Asentí y le palmoteé el hombro con cariño, mientras el levantaba su brazo y me daba un suave toque en la zona del bíceps.
Luego me giré hacia mis hermanos, que ya estaban todos sentados delante de sus platos, en la gran mesa redonda que teníamos en la cocina y busqué con mi mirada los ojos negros de mi hermana, que se mostraban esquivos y dolidos.
Le sonreí y me acerqué a ella. Me agaché como pude detrás de su silla, doblando mis largas piernas hasta que le alcancé el oído y le susurré:
-Te prometo que luego te vengo a buscar y vamos a hacer ese helado, ¿vale?
Ginger se giró con una sonrisa y me dio un beso fugaz, asintiendo.
Me levanté y revolviendo el pelo de Eric con una mano, me despedí con la otra de mi familia y me marché.

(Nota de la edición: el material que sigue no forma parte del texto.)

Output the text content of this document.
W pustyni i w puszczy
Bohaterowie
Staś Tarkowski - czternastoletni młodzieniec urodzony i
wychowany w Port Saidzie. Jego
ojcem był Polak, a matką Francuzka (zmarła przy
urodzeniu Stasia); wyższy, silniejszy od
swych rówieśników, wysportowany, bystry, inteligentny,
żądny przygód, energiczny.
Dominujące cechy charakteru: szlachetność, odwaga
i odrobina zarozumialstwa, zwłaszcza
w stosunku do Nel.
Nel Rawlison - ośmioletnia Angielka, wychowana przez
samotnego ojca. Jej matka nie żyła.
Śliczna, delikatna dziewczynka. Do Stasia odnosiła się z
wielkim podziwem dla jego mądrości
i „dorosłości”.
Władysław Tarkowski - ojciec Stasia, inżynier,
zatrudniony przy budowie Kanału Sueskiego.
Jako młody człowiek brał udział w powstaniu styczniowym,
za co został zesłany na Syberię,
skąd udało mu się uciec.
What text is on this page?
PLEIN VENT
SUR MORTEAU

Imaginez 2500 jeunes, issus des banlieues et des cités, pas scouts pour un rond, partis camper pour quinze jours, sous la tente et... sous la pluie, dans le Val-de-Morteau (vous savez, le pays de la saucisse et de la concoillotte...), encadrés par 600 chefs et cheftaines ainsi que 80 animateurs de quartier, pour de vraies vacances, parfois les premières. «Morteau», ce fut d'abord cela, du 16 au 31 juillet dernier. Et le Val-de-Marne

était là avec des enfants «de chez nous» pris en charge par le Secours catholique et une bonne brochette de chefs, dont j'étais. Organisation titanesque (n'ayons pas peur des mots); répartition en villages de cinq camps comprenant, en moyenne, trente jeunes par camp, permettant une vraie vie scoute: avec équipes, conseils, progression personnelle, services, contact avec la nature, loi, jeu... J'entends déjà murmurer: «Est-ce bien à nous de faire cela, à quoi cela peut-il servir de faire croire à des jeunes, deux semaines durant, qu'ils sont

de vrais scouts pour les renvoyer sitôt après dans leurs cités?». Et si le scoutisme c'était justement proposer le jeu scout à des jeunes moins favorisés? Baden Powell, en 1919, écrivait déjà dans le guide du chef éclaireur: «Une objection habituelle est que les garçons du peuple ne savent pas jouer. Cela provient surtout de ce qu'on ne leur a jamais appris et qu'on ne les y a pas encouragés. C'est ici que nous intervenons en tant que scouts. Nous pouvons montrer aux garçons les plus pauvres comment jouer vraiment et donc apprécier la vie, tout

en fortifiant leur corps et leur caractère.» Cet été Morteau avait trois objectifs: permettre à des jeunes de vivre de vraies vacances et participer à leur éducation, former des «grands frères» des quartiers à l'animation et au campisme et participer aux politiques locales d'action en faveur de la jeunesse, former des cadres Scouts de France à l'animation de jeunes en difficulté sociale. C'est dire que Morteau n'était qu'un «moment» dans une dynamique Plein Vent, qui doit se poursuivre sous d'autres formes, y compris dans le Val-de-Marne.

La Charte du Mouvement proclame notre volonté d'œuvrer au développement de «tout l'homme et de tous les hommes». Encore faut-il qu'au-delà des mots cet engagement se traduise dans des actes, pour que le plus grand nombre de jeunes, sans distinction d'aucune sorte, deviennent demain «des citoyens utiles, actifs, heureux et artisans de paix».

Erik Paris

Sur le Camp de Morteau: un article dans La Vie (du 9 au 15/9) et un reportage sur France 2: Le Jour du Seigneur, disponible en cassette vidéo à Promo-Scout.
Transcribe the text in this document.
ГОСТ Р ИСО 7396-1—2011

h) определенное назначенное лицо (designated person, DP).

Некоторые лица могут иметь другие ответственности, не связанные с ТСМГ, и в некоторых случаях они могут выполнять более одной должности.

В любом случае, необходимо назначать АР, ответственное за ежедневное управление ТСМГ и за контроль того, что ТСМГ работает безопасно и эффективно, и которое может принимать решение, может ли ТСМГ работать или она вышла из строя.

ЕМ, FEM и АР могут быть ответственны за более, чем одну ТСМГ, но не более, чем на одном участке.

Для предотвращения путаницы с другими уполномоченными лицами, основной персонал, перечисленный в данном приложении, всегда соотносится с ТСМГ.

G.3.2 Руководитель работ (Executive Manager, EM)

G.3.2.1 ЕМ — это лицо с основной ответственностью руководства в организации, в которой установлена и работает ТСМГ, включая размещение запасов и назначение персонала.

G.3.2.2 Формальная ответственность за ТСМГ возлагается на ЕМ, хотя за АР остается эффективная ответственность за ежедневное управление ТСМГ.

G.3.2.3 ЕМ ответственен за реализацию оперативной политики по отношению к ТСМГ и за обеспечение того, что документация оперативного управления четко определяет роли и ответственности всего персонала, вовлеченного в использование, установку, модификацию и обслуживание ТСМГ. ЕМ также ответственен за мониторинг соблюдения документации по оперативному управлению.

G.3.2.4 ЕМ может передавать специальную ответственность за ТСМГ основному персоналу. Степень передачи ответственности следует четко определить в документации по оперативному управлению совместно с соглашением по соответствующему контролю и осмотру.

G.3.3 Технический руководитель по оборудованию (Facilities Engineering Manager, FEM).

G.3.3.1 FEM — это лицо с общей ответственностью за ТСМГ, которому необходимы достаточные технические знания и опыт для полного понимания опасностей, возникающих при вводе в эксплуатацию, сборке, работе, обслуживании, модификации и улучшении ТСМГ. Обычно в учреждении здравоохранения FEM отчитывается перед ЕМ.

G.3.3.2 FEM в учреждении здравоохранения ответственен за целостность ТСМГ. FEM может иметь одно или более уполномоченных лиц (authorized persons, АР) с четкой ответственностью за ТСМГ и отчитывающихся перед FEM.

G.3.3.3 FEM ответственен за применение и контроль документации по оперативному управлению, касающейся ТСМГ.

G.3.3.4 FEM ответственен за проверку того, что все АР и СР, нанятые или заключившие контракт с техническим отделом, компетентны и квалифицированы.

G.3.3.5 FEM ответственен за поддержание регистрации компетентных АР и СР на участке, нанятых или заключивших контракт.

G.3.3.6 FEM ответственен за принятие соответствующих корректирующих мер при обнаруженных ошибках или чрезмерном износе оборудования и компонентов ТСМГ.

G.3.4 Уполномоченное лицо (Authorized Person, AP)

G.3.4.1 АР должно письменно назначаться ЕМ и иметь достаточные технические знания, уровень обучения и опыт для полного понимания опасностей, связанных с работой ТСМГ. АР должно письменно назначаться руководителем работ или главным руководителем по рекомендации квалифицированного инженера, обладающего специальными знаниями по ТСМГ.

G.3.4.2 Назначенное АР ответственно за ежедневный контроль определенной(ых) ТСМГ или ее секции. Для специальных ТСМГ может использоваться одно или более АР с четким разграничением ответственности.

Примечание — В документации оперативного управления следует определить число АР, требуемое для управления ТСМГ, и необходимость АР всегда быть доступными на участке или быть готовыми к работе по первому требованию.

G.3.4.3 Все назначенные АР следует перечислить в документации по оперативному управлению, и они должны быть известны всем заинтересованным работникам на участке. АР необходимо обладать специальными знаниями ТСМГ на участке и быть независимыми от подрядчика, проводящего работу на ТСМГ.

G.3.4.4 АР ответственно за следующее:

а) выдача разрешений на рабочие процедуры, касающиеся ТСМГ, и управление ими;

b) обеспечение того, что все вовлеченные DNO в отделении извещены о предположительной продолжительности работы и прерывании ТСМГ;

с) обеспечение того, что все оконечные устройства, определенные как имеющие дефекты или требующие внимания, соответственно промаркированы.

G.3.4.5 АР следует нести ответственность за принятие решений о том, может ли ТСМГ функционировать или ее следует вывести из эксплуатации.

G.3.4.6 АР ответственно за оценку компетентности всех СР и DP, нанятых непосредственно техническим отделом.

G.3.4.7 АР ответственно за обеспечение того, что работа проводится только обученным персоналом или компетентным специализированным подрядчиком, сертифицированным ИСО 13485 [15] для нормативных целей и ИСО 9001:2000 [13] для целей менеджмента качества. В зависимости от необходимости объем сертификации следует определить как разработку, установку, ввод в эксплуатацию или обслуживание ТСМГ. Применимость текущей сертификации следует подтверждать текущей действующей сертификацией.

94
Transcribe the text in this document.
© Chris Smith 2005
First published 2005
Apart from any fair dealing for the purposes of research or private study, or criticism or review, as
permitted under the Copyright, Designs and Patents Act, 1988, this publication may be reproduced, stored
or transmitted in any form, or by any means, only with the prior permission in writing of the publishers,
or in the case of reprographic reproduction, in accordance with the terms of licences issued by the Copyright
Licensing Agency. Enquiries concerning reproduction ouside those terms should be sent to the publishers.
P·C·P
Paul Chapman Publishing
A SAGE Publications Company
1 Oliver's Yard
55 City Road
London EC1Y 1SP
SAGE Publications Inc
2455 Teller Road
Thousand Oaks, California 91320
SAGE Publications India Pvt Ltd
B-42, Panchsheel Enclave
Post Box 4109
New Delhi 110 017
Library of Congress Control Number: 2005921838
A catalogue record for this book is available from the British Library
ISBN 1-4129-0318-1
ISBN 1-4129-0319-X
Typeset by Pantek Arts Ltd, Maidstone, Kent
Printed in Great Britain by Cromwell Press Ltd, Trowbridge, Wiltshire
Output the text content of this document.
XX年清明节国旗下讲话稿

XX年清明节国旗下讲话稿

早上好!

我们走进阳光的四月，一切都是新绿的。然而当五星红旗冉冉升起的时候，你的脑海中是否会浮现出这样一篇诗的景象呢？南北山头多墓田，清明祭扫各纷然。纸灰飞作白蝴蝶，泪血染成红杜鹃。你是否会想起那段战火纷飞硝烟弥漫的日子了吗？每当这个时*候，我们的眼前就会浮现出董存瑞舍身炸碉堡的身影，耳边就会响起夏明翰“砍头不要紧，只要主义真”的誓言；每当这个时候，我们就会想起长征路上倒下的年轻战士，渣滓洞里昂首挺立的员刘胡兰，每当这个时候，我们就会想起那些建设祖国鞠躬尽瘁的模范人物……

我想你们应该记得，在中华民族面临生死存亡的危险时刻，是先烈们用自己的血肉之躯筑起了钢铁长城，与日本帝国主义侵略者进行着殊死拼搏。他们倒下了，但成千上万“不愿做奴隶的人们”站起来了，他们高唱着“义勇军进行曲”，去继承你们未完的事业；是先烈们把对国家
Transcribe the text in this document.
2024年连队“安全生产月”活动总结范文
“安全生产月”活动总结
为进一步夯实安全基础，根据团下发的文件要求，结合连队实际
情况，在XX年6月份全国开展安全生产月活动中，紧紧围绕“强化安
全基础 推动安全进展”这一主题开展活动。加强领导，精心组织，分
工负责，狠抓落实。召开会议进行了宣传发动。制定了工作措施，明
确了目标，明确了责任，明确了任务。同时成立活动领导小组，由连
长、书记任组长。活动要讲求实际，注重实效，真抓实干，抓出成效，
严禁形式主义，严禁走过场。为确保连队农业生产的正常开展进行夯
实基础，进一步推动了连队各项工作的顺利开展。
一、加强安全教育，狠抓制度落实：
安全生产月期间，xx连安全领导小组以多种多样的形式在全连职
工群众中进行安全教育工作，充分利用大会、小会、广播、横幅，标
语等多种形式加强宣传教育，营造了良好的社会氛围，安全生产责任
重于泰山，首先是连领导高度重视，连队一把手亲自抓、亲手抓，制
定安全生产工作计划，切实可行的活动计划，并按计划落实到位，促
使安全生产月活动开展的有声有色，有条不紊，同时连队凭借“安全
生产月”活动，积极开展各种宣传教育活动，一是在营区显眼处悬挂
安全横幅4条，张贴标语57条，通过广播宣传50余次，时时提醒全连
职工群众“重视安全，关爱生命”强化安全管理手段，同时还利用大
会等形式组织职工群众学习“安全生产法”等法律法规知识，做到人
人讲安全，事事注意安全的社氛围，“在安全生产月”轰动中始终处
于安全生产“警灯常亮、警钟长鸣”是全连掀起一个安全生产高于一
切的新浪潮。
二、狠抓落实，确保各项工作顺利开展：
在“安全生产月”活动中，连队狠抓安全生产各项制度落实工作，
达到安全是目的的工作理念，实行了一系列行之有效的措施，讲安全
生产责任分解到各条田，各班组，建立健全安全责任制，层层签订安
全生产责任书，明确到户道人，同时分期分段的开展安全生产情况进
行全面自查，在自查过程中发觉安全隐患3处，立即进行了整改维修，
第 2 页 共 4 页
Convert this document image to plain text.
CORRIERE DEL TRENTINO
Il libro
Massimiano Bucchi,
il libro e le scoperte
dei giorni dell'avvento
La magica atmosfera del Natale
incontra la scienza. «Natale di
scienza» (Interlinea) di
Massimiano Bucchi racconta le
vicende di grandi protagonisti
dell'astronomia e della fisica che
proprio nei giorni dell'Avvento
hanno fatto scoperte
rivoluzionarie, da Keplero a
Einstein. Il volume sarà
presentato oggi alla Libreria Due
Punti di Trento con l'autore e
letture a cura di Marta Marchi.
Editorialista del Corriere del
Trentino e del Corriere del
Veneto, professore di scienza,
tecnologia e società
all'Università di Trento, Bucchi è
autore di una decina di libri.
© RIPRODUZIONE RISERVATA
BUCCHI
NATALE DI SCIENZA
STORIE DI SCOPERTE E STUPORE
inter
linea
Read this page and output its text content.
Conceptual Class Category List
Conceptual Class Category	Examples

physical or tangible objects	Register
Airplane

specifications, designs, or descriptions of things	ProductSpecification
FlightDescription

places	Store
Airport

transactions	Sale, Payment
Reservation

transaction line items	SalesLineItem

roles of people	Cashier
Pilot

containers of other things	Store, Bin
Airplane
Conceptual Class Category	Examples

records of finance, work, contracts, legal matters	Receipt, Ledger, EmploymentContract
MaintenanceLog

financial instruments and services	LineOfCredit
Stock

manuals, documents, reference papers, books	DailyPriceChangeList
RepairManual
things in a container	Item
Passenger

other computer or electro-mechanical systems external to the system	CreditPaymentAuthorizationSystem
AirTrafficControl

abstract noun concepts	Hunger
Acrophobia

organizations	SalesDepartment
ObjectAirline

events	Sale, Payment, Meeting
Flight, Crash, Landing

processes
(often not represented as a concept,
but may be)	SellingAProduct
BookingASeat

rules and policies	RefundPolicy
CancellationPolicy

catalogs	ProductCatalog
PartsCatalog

No pensaba entretenerme demasiado con «mi cita». No es que tuviera nada en contra de esa muchacha, porque la conocía literalmente de diez segundos, pero había aceptado por compromiso; en el vestuario le había dado mi teléfono en un impulso, por educación imperante ante su gesto de determinación, pero la verdad fue que pensé que ella ni se acordaría de mí, que todo había sido fruto de la cortesía y que sus palabras eran vanas.
Pero no lo fueron y ahora me veía obligado a corresponder a su invitación.
Me subí de nuevo a la moto pensando que bien podría haberle dado un número falso o bailar un dígito equivocadamente, pero ahora eso, ya no tenía remedio.